Même si ses hommes essaient de minimiser l’événement, la mort de Khalil Ibrahim est un important objectif militaire. Car l’irrédentiste de 54 ans fut un redoutable dialecticien qui a toujours soutenu que la misère et la marginalisation des gens de sa vaste région du Darfour étaient voulues par un « pouvoir arabe » de Khartoum aux accents « aryens ». C’est pourquoi, écorché vif ou grand joueur qui séduisait à chaque fois la communauté internationale, il ne signa aucun accord issu des longs rounds de négociations depuis 2004, contrairement à Mini Minawi, le leader du Slm, l’autre aile de la rébellion qui a signé la paix en 2006 tout en gardant, pour l’instant, son armée.
Incontestablement, le Soudan connaît un grave problème de gouvernance et d’injustice criarde entre ses régions qui a aggravé la fracture sociale entre un centre oligarque d’arabes bon teints et une périphérie prolétarisée et noire dont l’actuel et ex-région du Sud Soudan avec pas plus de 50km de route goudronnée à son indépendance en juillet 2009.
Le discours égalitaire avait donné une certaine légitimité populaire au chef du Mouvement Justice et Egalité dans un Darfour soumis jusqu’en 2005 à une répression aveugle que Khartoum sous-traitera surtout avec ses milices Jenjaweed.
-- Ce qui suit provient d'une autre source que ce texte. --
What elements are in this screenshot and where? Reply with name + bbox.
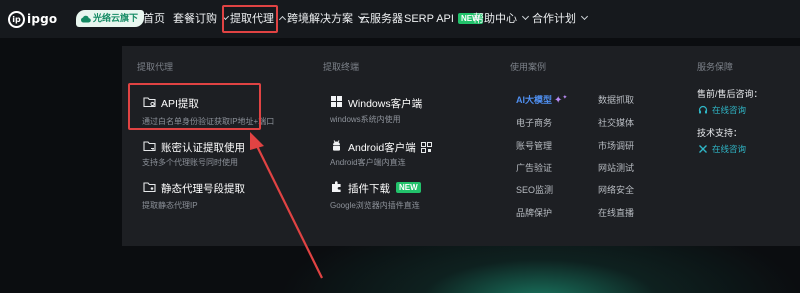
menu-item-desc: 支持多个代理账号同时使用 xyxy=(142,158,238,167)
headset-icon xyxy=(698,105,708,114)
logo-mark: ip xyxy=(8,10,25,28)
tech-consult-link[interactable]: 在线咨询 xyxy=(698,143,746,155)
brand-logo[interactable]: ip ipgo xyxy=(8,10,57,28)
tech-support-label: 技术支持： xyxy=(697,128,743,138)
use-case-network-security[interactable]: 网络安全 xyxy=(598,183,634,196)
nav-cloud-server[interactable]: 云服务器 xyxy=(359,0,403,38)
menu-item-desc: windows系统内使用 xyxy=(330,115,401,124)
use-case-ecommerce[interactable]: 电子商务 xyxy=(516,116,552,129)
brand-badge-text: 光络云旗下 xyxy=(93,13,139,23)
nav-partner[interactable]: 合作计划 xyxy=(532,0,589,38)
menu-item-account-auth[interactable]: 账密认证提取使用 xyxy=(161,140,245,155)
nav-cross-border[interactable]: 跨境解决方案 xyxy=(287,0,366,38)
col-title-use-cases: 使用案例 xyxy=(510,62,547,72)
col-title-service: 服务保障 xyxy=(697,62,734,72)
use-case-data-scraping[interactable]: 数据抓取 xyxy=(598,93,634,106)
use-case-ai-model[interactable]: AI大模型 ✦✦ xyxy=(516,93,567,106)
nav-help[interactable]: 帮助中心 xyxy=(473,0,530,38)
menu-item-windows-client[interactable]: Windows客户端 xyxy=(348,96,422,111)
use-case-account-mgmt[interactable]: 账号管理 xyxy=(516,139,552,152)
use-case-market-research[interactable]: 市场调研 xyxy=(598,139,634,152)
use-case-label: AI大模型 xyxy=(516,95,553,105)
menu-item-android-client[interactable]: Android客户端 xyxy=(348,140,432,155)
nav-serp-api[interactable]: SERP API NEW xyxy=(404,0,483,38)
use-case-seo[interactable]: SEO监测 xyxy=(516,183,553,196)
use-case-web-testing[interactable]: 网站测试 xyxy=(598,161,634,174)
qr-code-icon[interactable] xyxy=(420,142,432,153)
menu-item-desc: 提取静态代理IP xyxy=(142,201,198,210)
nav-plans-label: 套餐订购 xyxy=(173,13,217,25)
brand-badge: 光络云旗下 xyxy=(76,10,145,27)
use-case-live-streaming[interactable]: 在线直播 xyxy=(598,206,634,219)
use-case-social-media[interactable]: 社交媒体 xyxy=(598,116,634,129)
presale-label: 售前/售后咨询： xyxy=(697,89,763,99)
highlight-box-api xyxy=(128,83,261,130)
tech-link-text: 在线咨询 xyxy=(712,144,747,154)
nav-plans[interactable]: 套餐订购 xyxy=(173,0,230,38)
nav-cross-border-label: 跨境解决方案 xyxy=(287,13,353,25)
nav-help-label: 帮助中心 xyxy=(473,13,517,25)
folder-key-icon xyxy=(143,141,156,152)
nav-home[interactable]: 首页 xyxy=(143,0,165,38)
nav-serp-label: SERP API xyxy=(404,13,454,25)
menu-item-desc: Android客户端内直连 xyxy=(330,158,406,167)
menu-item-desc: Google浏览器内插件直连 xyxy=(330,201,420,210)
menu-item-static-segment[interactable]: 静态代理号段提取 xyxy=(161,181,245,196)
nav-partner-label: 合作计划 xyxy=(532,13,576,25)
chevron-up-icon xyxy=(278,15,287,24)
chevron-down-icon xyxy=(521,12,530,21)
new-badge: NEW xyxy=(396,182,421,193)
android-client-label: Android客户端 xyxy=(348,142,416,154)
sparkle-icon: ✦ xyxy=(562,95,568,101)
tools-icon xyxy=(699,145,707,153)
menu-item-plugin-download[interactable]: 插件下载 NEW xyxy=(348,181,421,196)
chevron-down-icon xyxy=(580,12,589,21)
top-nav-bar: ip ipgo 光络云旗下 首页 套餐订购 提取代理 跨境解决方案 云服务器 S… xyxy=(0,0,800,38)
windows-icon xyxy=(331,96,342,107)
use-case-brand-protection[interactable]: 品牌保护 xyxy=(516,206,552,219)
plugin-icon xyxy=(332,181,341,192)
col-title-extract: 提取代理 xyxy=(137,62,174,72)
col-title-terminal: 提取终端 xyxy=(323,62,360,72)
highlight-box-nav xyxy=(222,5,278,33)
use-case-ad-verification[interactable]: 广告验证 xyxy=(516,161,552,174)
cloud-icon xyxy=(80,15,91,23)
folder-settings-icon xyxy=(143,182,156,193)
logo-text: ipgo xyxy=(27,12,58,26)
presale-link-text: 在线咨询 xyxy=(712,105,747,115)
presale-consult-link[interactable]: 在线咨询 xyxy=(698,104,746,116)
android-icon xyxy=(333,140,340,151)
plugin-download-label: 插件下载 xyxy=(348,183,390,195)
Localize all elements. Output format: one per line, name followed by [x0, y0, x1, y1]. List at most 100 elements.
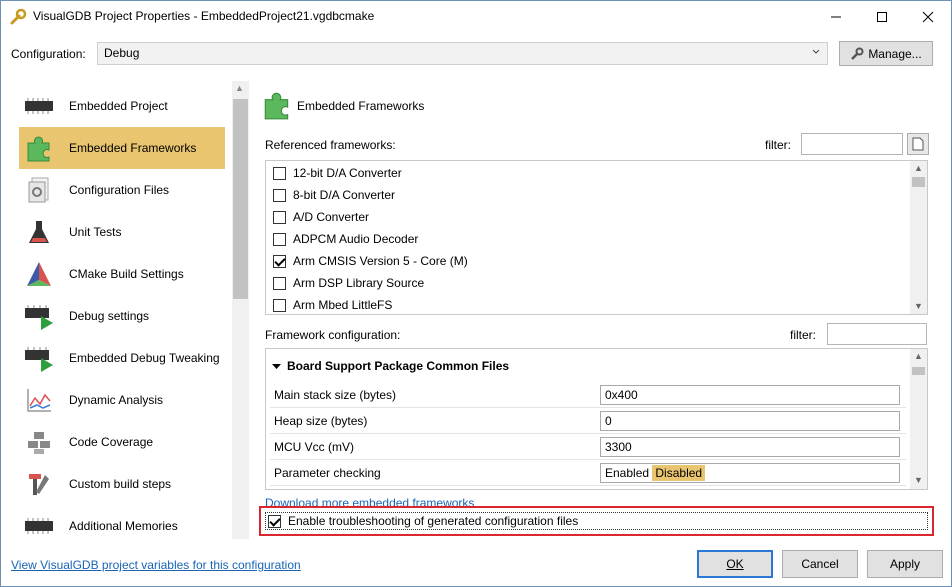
config-row-label: MCU Vcc (mV) — [274, 440, 354, 454]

Ironie du sort, ce sont les trêves successives avec Khartoum qui semblent avoir perdu le chef rebelle âpre au combat aux alliances réversibles. Deby, El Beshir, puis Kadhafi : Khalil Ibrahim savait peut-être qu’il paierait un jour sa faute tactique. Celle d’avoir éconduit en 2003 le chrétien Garang qui lui proposait de fédérer leurs rancœurs et leurs forces contre le pouvoir de Khartoum et d’avoir privilégié avec l’islamiste Tourabi plus l’axe de la convergence identitaire que de l’exigence démocratique. C’est vrai qu’il voulait lui aussi d’un Darfour indépendant. Mais tout est maintenant de savoir ce que pèsera l’agenda Darfour sans l’opiniâtreté et le carnet d’adresses du capitaine disparu.